Nach der besonders in der Defensive wenig erfreulichen Leistung im Hinspiel konnte die Equipe von Markus Burger bei dessen Europacup-Heimdebüt als Bregenz-Cheftrainer von Beginn an an die Leistungen beim 26:25-Erfolg zur Wochenmitte gegen Graz anschließen. Besonders Goalie Goran Aleksic zeigte sich von seiner besten Seite und sorgte bei den Gästen für viel Verunsicherung. Daneben war es Kapitän Lukas Frühstück, der im Angriff unentwegt auf das Tempo drückte, seine Nebenspieler immer wieder in Position brachte und selbst als Vollstrecker überzeugte. Als Routinier Vlatko Mitkov mit einem Kracher die Hausherren erstmals mit 8:5 (13.) in Front brachte und anschließend Frühstück nach einer sehenswerten Einzelaktion auf 11:6 (21.) erhöhte, schien die Vorentscheidung geschafft. Doch unnötige Zeitstrafen sorgten dafür, dass Helsinki auf Schlagdistanz blieb.
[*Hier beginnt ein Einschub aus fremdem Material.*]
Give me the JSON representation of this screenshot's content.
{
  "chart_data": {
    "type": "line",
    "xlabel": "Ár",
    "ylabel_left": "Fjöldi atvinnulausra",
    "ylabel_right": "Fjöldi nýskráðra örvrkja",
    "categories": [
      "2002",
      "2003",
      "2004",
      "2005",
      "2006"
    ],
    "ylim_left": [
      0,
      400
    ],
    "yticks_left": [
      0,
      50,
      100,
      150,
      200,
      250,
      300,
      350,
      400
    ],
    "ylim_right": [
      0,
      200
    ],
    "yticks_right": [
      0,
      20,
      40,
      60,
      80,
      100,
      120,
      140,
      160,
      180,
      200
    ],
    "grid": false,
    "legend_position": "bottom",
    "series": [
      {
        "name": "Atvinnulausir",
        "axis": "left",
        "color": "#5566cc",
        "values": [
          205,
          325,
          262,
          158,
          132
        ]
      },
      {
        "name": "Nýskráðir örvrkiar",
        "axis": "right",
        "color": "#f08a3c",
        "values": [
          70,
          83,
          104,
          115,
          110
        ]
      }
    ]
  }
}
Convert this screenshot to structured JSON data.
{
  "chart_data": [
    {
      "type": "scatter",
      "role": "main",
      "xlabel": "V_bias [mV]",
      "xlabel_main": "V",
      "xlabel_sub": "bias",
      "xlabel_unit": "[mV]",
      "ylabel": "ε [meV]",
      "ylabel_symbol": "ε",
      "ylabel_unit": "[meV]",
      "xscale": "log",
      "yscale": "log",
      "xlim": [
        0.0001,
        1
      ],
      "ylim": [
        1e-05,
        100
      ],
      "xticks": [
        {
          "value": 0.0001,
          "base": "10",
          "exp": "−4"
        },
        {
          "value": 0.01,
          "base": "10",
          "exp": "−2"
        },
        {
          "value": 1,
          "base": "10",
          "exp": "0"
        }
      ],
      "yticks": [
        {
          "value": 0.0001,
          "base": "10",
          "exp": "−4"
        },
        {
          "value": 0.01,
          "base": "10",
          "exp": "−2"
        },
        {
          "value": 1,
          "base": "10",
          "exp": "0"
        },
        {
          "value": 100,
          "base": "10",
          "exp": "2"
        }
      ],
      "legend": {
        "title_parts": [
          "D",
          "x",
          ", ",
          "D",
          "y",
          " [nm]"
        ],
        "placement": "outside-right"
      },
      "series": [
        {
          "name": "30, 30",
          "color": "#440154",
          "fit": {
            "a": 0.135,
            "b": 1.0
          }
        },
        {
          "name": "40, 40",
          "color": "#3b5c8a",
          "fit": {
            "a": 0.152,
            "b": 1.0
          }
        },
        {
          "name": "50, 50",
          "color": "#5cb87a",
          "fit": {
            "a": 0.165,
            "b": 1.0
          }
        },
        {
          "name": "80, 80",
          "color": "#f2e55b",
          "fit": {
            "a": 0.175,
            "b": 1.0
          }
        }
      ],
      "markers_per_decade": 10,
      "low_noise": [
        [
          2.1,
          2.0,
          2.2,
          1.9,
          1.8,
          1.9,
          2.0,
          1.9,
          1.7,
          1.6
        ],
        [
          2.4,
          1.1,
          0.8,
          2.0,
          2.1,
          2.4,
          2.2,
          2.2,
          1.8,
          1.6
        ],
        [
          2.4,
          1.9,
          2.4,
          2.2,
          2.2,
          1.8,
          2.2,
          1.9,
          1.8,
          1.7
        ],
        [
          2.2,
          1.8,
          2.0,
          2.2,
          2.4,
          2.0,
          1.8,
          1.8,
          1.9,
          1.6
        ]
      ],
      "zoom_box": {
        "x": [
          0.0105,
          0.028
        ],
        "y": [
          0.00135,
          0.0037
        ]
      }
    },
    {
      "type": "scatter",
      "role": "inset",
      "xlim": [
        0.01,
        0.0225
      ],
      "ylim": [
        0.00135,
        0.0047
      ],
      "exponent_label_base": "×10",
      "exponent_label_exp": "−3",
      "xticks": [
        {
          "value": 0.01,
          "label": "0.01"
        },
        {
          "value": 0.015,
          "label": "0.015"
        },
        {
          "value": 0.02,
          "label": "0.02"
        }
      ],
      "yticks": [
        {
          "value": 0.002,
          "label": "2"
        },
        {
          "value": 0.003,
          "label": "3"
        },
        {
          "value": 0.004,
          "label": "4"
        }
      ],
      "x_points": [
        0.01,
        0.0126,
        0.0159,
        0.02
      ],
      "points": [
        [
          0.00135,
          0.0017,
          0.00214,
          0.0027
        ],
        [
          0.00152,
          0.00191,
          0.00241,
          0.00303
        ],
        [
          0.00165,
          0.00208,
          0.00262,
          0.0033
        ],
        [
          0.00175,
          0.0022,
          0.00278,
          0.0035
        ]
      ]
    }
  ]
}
Bregenz-Goalie Goran Aleksic war wie gegen Graz ein sicherer Rückhalt. GEPA

Nach dem Kabinengang war dann aber die Gegenwehr der Finnen unwiderruflich gebrochen: Bregenz ließ nicht locker, zog in souveräner Manier und mit zum Teil sehenswerten Toren auf 27:16 (48.) davon und weckte Erinnerungen an glorreiche Zeiten. Am Ende stand mit dem auch in dieser Höhe verdienten 35:17-Erfolg der 35. Heim- und insgesamt 44. Sieg auf der europäischen Bühne zu Buche. „Man hat klar gesehen, was alles möglich ist, wenn man Selbstvertrauen hat und im Kopf bereit ist. Alle im Team waren fokussiert und haben an die Chance geglaubt. Heute war ein schöner Tag für Bregenz und zudem, durch den Erfolg von Hard, für den österreichischen Männerhandball. Ich hoffe, meine Mannschaft hat nun die mentale Hürde abgelegt, der gordische Knoten ist durchschlagen und sie können ab jetzt all das abrufen, was sie in sich haben. Eine bittere Pille ist natürlich die Verletzung von Marko Coric. Doch dieses Risiko besteht immer und davon dürfen wir uns nicht aus der Bahn werfen lassen“, betonte Coach Burger nach dem zweiten Sieg innert vier Tagen.

Challenge-Cup der Männer 2019/20
Qualifikation, 2. Runde, Rückspiel   
Bregenz Handball  – IFK Helsinki (FIN)  35:18 (13:9)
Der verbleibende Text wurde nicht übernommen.